The disclosed implementations relate generally to electrical couplings and methods used in integrated circuits (ICs), and in particular to those for interfacing ICs that are physically coupled, such as bare dice mounted next to or on top of each other.

Context

The subject matter discussed in this section should not be assumed to be prior art merely as a result of its mention in this section. Similarly, a problem mentioned in this section or associated with the subject matter provided as background should not be assumed to have been previously recognized in the prior art. The subject matter in this section merely represents different approaches, which in and of themselves can also correspond to implementations of the claimed technology.

Chiplets are bare (semiconductor) dice, usually with a limited but specialized functionality, that are positioned next to, on top of, or below other bare dice to which they are physically and electrically coupled. Combining different bare dice in a single multichip module (MCM) has several advantages. For example, a chiplet whose functionality has already been proven may be combined with a new large system-on-a-chip (SoC) IC, which might risk being unusable if the function were integrated incorrectly. The chiplet may bring functionality that is hard to achieve in the manufacturing process used for the SoC. For example, an SoC that must be optimized for high-performance computing may use an advanced manufacturing process that has been optimized for fast digital circuits, but that is ill-suited (functionally or economically) for wireless communications. A chiplet may provide the wireless communications functionality in a manufacturing process optimized for radio-frequency circuits. Similarly, chiplets providing memory, power amplification, power management, optical communication, and other functions may enhance the capabilities of an SoC.
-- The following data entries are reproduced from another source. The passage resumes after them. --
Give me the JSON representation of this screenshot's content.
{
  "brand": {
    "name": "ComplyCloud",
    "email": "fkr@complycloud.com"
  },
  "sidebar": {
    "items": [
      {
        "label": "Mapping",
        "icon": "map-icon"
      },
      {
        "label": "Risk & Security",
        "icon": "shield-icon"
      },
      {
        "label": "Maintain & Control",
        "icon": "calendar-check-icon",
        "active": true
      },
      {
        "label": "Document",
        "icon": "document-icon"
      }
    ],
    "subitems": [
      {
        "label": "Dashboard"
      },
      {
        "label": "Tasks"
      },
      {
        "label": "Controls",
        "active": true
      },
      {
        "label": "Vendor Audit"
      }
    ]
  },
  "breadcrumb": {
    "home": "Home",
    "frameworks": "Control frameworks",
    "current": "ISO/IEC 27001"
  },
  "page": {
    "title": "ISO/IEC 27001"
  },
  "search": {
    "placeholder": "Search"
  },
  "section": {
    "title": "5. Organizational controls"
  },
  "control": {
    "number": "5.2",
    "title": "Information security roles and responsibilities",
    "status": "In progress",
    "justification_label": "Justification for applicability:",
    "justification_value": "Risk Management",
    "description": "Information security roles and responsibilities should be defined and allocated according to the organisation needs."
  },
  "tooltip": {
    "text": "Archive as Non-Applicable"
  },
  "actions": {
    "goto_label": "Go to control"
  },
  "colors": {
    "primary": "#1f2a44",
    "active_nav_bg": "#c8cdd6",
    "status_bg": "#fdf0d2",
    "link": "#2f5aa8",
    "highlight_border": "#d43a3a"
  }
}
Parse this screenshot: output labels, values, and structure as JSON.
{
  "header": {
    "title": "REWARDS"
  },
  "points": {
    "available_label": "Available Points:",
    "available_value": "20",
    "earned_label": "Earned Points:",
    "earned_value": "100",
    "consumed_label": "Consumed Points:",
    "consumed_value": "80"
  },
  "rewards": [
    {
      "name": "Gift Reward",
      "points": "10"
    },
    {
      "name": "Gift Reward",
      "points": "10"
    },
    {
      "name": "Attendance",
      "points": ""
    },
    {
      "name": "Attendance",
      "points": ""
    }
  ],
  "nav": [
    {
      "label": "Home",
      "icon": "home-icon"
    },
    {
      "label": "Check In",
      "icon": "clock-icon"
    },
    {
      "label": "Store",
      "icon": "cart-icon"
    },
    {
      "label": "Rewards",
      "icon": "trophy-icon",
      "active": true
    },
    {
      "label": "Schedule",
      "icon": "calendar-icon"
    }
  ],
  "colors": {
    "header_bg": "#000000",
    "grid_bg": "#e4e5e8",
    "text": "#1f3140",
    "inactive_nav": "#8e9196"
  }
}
BRIEF DESCRIPTION OF THE DRAWINGS

This patent document or its application file includes one or more color drawings. The U.S. Patent and Trademark Office (USPTO) will provide a copy of this patent or patent application publication with color drawings upon request and payment of required fees. The color drawings also may be available at patentcenter.uspto.gov for this patent application via the Supplemental Content tab.

The technology will be described with reference to the drawings, in which:

FIG. 1 illustrates an example system with die-to-die interfaces.
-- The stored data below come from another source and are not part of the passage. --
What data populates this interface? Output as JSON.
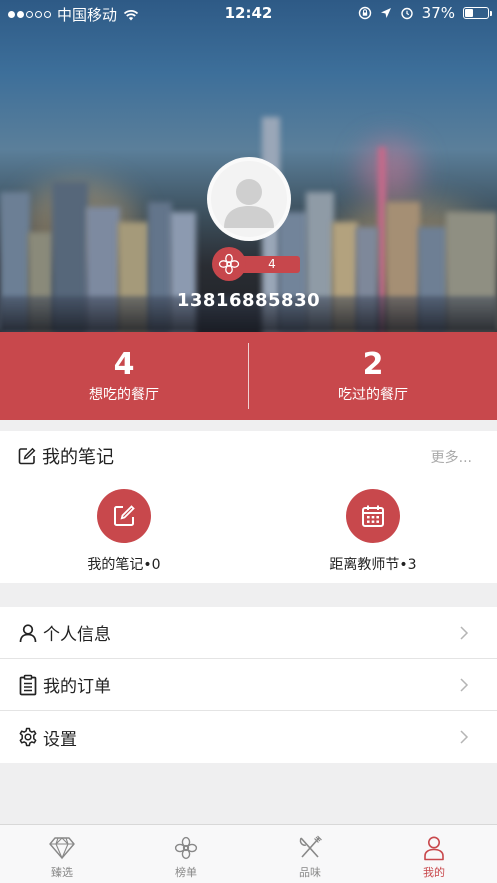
{
  "status_bar": {
    "carrier": "中国移动",
    "time": "12:42",
    "battery": "37%",
    "battery_level": 0.37
  },
  "profile": {
    "level": "4",
    "phone": "13816885830"
  },
  "stats": [
    {
      "value": "4",
      "label": "想吃的餐厅"
    },
    {
      "value": "2",
      "label": "吃过的餐厅"
    }
  ],
  "notes": {
    "title": "我的笔记",
    "more": "更多...",
    "items": [
      {
        "label": "我的笔记•0",
        "icon": "edit-icon"
      },
      {
        "label": "距离教师节•3",
        "icon": "calendar-icon"
      }
    ]
  },
  "menu": [
    {
      "label": "个人信息",
      "icon": "person-icon"
    },
    {
      "label": "我的订单",
      "icon": "clipboard-icon"
    },
    {
      "label": "设置",
      "icon": "gear-icon"
    }
  ],
  "tabs": [
    {
      "label": "臻选",
      "icon": "diamond-icon"
    },
    {
      "label": "榜单",
      "icon": "flower-icon"
    },
    {
      "label": "品味",
      "icon": "utensils-icon"
    },
    {
      "label": "我的",
      "icon": "person-icon",
      "active": true
    }
  ],
  "colors": {
    "brand": "#c8484c",
    "inactive_tab": "#888888"
  }
}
FIG. 2 shows an example transmit bit-slice and an example receive bit-slice.

FIG. 3 illustrates an example bit-slice tile.

FIG. 4 illustrates relative sizes of some relevant areas assigned to bondpads and their spacing.

FIG. 5A illustrates an example array of bit-slice tiles in a stacked arrangement (straight columns).

FIG. 5B illustrates an example array of bit-slice tiles in a staggered arrangement (zig-zag columns).

FIG. 6A illustrates an example of a bondpad located next to a bit-slice tile with whose supply voltage coupling circuit it is coupled.

FIG. 6B illustrates an example of a bondpad located next to a bit-slice tile with whose first communication protocol bit-transmit circuit it is coupled.

FIG. 7 illustrates an example array of bit-slice tiles on top of which are bondpads for large bumps, each occupying nine bit-slice tiles.

FIG. 8 illustrates an example array of bit-slice tiles on top of which are bondpads for small bumps, each occupying a single bit-slice tile, and coupled with a neighboring bit-slice tile.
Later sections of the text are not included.